Сомнений в том, что Сэм была здесь, больше не остается. Эти царапины – ее рук дело. Иначе и быть не может.
Рука тянется к цепочке, на которой висит мой ключик. Он по-прежнему при мне, хотя до дома отсюда очень далеко. Он дает ощущение стабильности, хотя на самом деле после появления Сэм моя жизнь пошла кувырком.
Я с силой дергаю ящичек и открываю его. Внутри аккуратно сложены три папки.
Самая верхняя – синяя, не подписанная. Открыв ее, я вижу перед собой что-то вроде альбома для газетных вырезок. Ксерокопии статей из газет и журналов, распечатанные материалы из Интернета. Все о резне в женском студенческом клубе. Некоторые предложения в них подчеркнуты синей ручкой. Поля испещрены вопросительными знаками и грустными рожицами.
Вторая папка красная, третья белая. Одна посвящена Сэм. Другая мне. Я знаю это, даже их не открывая. Сложить дважды два здесь не составляет труда: три Последних Девушки, три папки.
Папка Сэм красная. Внутри материалы, касающиеся событий в «Найтлайт Инн», включая статью из журнала «Тайм», так впечатлившую меня в детстве. На них Лайза тоже оставила пометки. На полях нацарапаны слова, фразы и даже целые предложения.
На самом дне папки две газетные вырезки, обе без дат.
ХЕМЛОК КРИК, штат Пенсильвания. – Власти продолжают расследование дела об убийстве двух туристов, которых нашли зарезанными месяц назад. Тела 24-летнего Томми Каррана и 23-летней Сьюзи Павкович были обнаружены полицией в палатке в лесистой местности в двух милях от города. Обе жертвы получили множественные ножевые ранения. И хотя на месте преступления выявлены следы борьбы, в правоохранительных органах заявляют, что из вещей ничего не пропало, отвергая предположение о том, что преступление было совершено с целью грабежа.
Кровавое убийство потрясло очень многих в этом тихом городке.
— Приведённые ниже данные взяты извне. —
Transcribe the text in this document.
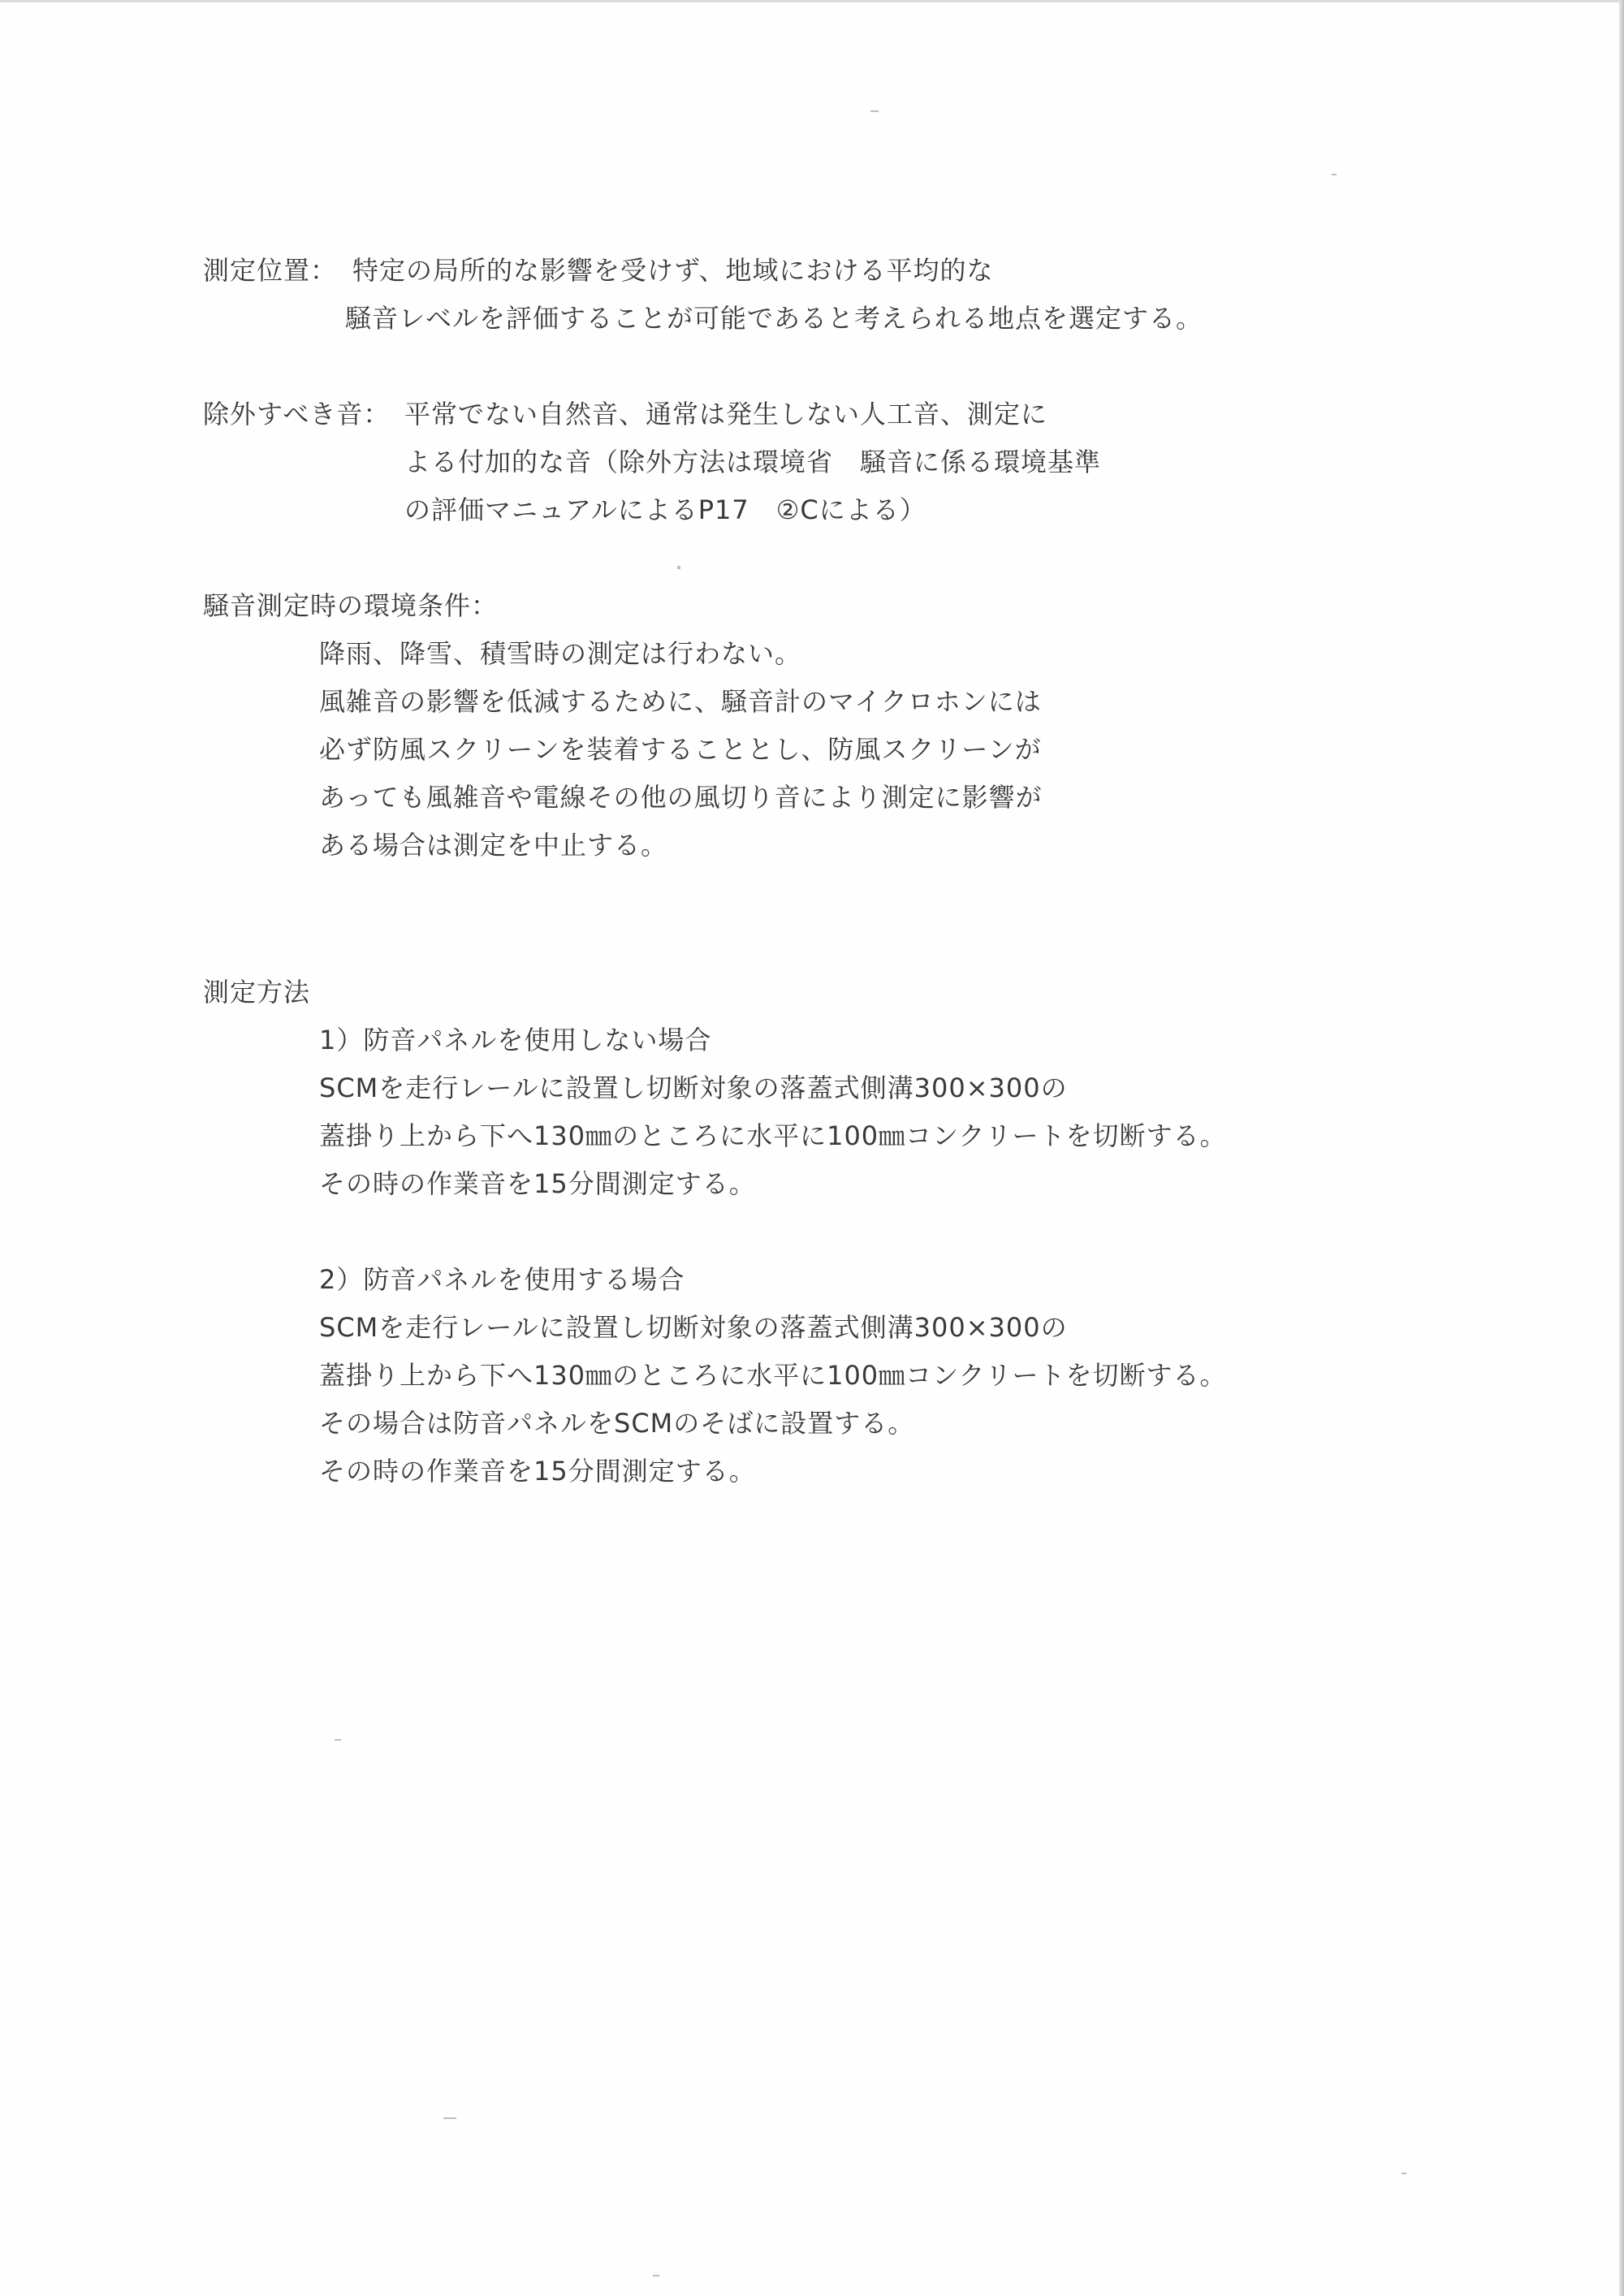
測定位置： 特定の局所的な影響を受けず、地域における平均的な
騒音レベルを評価することが可能であると考えられる地点を選定する。
除外すべき音： 平常でない自然音、通常は発生しない人工音、測定に
よる付加的な音（除外方法は環境省　騒音に係る環境基準
の評価マニュアルによるP17　②Cによる）
騒音測定時の環境条件：
降雨、降雪、積雪時の測定は行わない。
風雑音の影響を低減するために、騒音計のマイクロホンには
必ず防風スクリーンを装着することとし、防風スクリーンが
あっても風雑音や電線その他の風切り音により測定に影響が
ある場合は測定を中止する。
測定方法
1）防音パネルを使用しない場合
SCMを走行レールに設置し切断対象の落蓋式側溝300×300の
蓋掛り上から下へ130㎜のところに水平に100㎜コンクリートを切断する。
その時の作業音を15分間測定する。
2）防音パネルを使用する場合
SCMを走行レールに設置し切断対象の落蓋式側溝300×300の
蓋掛り上から下へ130㎜のところに水平に100㎜コンクリートを切断する。
その場合は防音パネルをSCMのそばに設置する。
その時の作業音を15分間測定する。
Оно произошло лишь год спустя после того, как неподалеку от Вэлли-роуд, безлюдной проселочной дороги, используемой сотрудниками психиатрической больницы Блэкторн, было найдено тело двадцатилетней женщины. Эта женщина, личность которой так и не установили, была задушена. В полиции считают, что ее убили в другом месте, а потом выбросили в лесу.